I also find it frankly horrifying that so many developer are trying to force people into digital distribution only. The thing is I like have a physical copy of what I've bought, it means I have a collection and if something horrible happens to my hard drive it is a lot easier to reinstall rather than having to redownload a game you've purchased.

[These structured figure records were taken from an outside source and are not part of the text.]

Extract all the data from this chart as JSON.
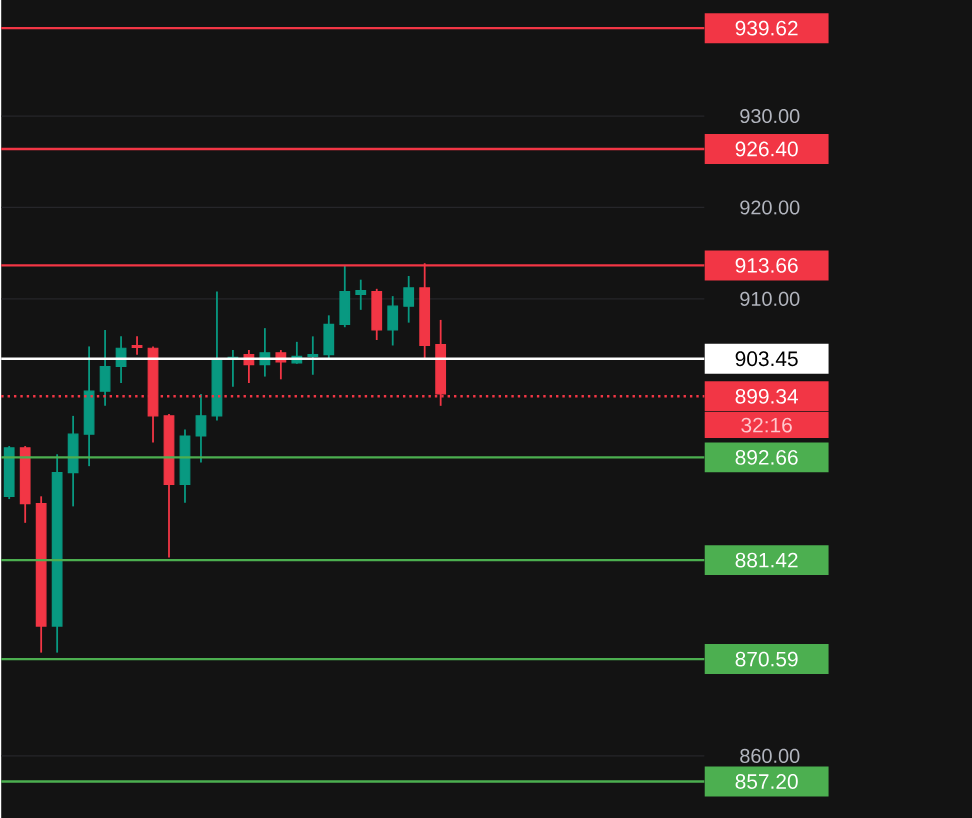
{
  "chart_data": {
    "type": "candlestick",
    "categories": [
      null,
      null,
      null,
      null,
      null,
      null,
      null,
      null,
      null,
      null,
      null,
      null,
      null,
      null,
      null,
      null,
      null,
      null,
      null,
      null,
      null,
      null,
      null,
      null,
      null,
      null,
      null,
      null,
      null,
      null,
      null,
      null,
      null,
      null,
      null,
      null,
      null,
      null,
      null,
      null,
      null,
      null,
      null,
      null
    ],
    "ohlc": [
      [
        888.4,
        893.9,
        888.1,
        893.7
      ],
      [
        893.7,
        893.9,
        885.5,
        887.6
      ],
      [
        887.6,
        888.4,
        871.3,
        874.2
      ],
      [
        874.2,
        893.0,
        871.3,
        891.0
      ],
      [
        891.0,
        897.2,
        887.3,
        895.2
      ],
      [
        895.2,
        904.8,
        891.7,
        899.9
      ],
      [
        899.9,
        906.6,
        898.3,
        902.6
      ],
      [
        902.6,
        905.9,
        900.8,
        904.6
      ],
      [
        904.9,
        905.9,
        903.9,
        904.7
      ],
      [
        904.6,
        904.8,
        894.3,
        897.2
      ],
      [
        897.2,
        897.4,
        881.7,
        889.7
      ],
      [
        889.7,
        895.7,
        887.7,
        895.0
      ],
      [
        895.0,
        899.6,
        892.1,
        897.2
      ],
      [
        897.2,
        910.8,
        896.7,
        903.4
      ],
      [
        903.4,
        904.4,
        900.4,
        903.6
      ],
      [
        903.9,
        904.4,
        900.8,
        902.8
      ],
      [
        902.8,
        906.8,
        901.5,
        904.1
      ],
      [
        904.1,
        904.4,
        901.2,
        903.1
      ],
      [
        903.0,
        905.3,
        902.9,
        903.7
      ],
      [
        903.7,
        905.9,
        901.7,
        903.9
      ],
      [
        903.9,
        908.2,
        903.5,
        907.2
      ],
      [
        907.2,
        913.7,
        906.9,
        910.8
      ],
      [
        910.5,
        912.1,
        908.8,
        910.9
      ],
      [
        910.8,
        911.1,
        905.5,
        906.6
      ],
      [
        906.6,
        910.3,
        904.9,
        909.2
      ],
      [
        909.2,
        912.5,
        907.4,
        911.2
      ],
      [
        911.2,
        913.9,
        903.4,
        904.9
      ],
      [
        905.0,
        907.7,
        898.3,
        899.6
      ],
      null,
      null,
      null,
      null,
      null,
      null,
      null,
      null,
      null,
      null,
      null,
      null,
      null,
      null,
      null,
      null
    ],
    "colors": [
      "#089981",
      "#f23645",
      "#f23645",
      "#089981",
      "#089981",
      "#089981",
      "#089981",
      "#089981",
      "#f23645",
      "#f23645",
      "#f23645",
      "#089981",
      "#089981",
      "#089981",
      "#089981",
      "#f23645",
      "#089981",
      "#f23645",
      "#089981",
      "#089981",
      "#089981",
      "#089981",
      "#089981",
      "#f23645",
      "#089981",
      "#089981",
      "#f23645",
      "#f23645",
      null,
      null,
      null,
      null,
      null,
      null,
      null,
      null,
      null,
      null,
      null,
      null,
      null,
      null,
      null,
      null
    ],
    "ylim": [
      853.1,
      942.7
    ],
    "yticks": [
      {
        "value": 860,
        "label": "860.00"
      },
      {
        "value": 910,
        "label": "910.00"
      },
      {
        "value": 920,
        "label": "920.00"
      },
      {
        "value": 930,
        "label": "930.00"
      }
    ],
    "grid": "y",
    "ref_lines": [
      {
        "axis": "y",
        "value": 939.62,
        "label": "939.62",
        "color": "#f23645"
      },
      {
        "axis": "y",
        "value": 926.4,
        "label": "926.40",
        "color": "#f23645"
      },
      {
        "axis": "y",
        "value": 913.66,
        "label": "913.66",
        "color": "#f23645"
      },
      {
        "axis": "y",
        "value": 903.45,
        "label": "903.45",
        "color": "#ffffff"
      },
      {
        "axis": "y",
        "value": 899.34,
        "label": "899.34",
        "color": "#f23645",
        "line_style": "dotted"
      },
      {
        "axis": "y",
        "value": 892.66,
        "label": "892.66",
        "color": "#4caf50"
      },
      {
        "axis": "y",
        "value": 881.42,
        "label": "881.42",
        "color": "#4caf50"
      },
      {
        "axis": "y",
        "value": 870.59,
        "label": "870.59",
        "color": "#4caf50"
      },
      {
        "axis": "y",
        "value": 857.2,
        "label": "857.20",
        "color": "#4caf50"
      }
    ],
    "annotations": [
      "32:16"
    ]
  }
}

Also for all their bleating of digital distribution I have noticed that the software does not cost any less than if I picked up the physical disc instead.
Consider this:
What if the developers have all the assets, textures and code for a particular level but when they actually try to run the level they find it is broken. Either unbalanced or technically unstable full of bugs and game crashes... it. is. not. ready. It needs another 3 months work.
Now the extra work has nothing to do with creating the textures, the body of the Data, that is done. The extra work is in testing both for balance and stability. The extra work is only a few megabytes, basically a patch.
See that "patch" IS NOT on the disc (or the initial download). This couple megabytes file may be small, but is may have taken more work to develop than all the creation of th
See, games are coded increasingly on the lowest level, BYTE BY BYTE! Think about that with a 2 megabyte patch, that is TWO MILLION BYTES! Two million variables you have to code, test and balance for.
That 1.5 meg download is valuable beyond what its size would suggest.
A simple unlock code would not be 2 million bytes long, it wouldn't even be 1 kilobyte.
As to digital download only I think it should definitely be an option and it benefits everyone who matters to this industry.
Digital download cuts out the middle-man, it is more direct capitalism, directly connecting the creators of wealth (game makers, who turn worthless computer bytes into great games) to those who pay and actually use the wealth. Middle men in retail do nothing but hike the price and disrupt the market with exploitative used market.
You fret if something happens to your hard-drive, what if something happens to your Xbox 360 disc? There is NO BACK UP! Nothing, once it is scratched or cracked there is NO RECOVERY! No re-download. And you can back up your digital-downloads to - you guessed it - back them up to now cheap RW-DVDs. Once you have bought a game on Steam, it is almost impossible to lose it.
Digital distribution is FAR cheaper in sales. I have never found as good deal on Steam, and on digital-only eco-systems like iOS has such low pricing and so often free. By god, the collections especially. And on PC digital only Free-to-play. I don't know ANYWHERE in retail that free-to-start has worked. Even demo disc you have to pay for buying a magazine that it comes with.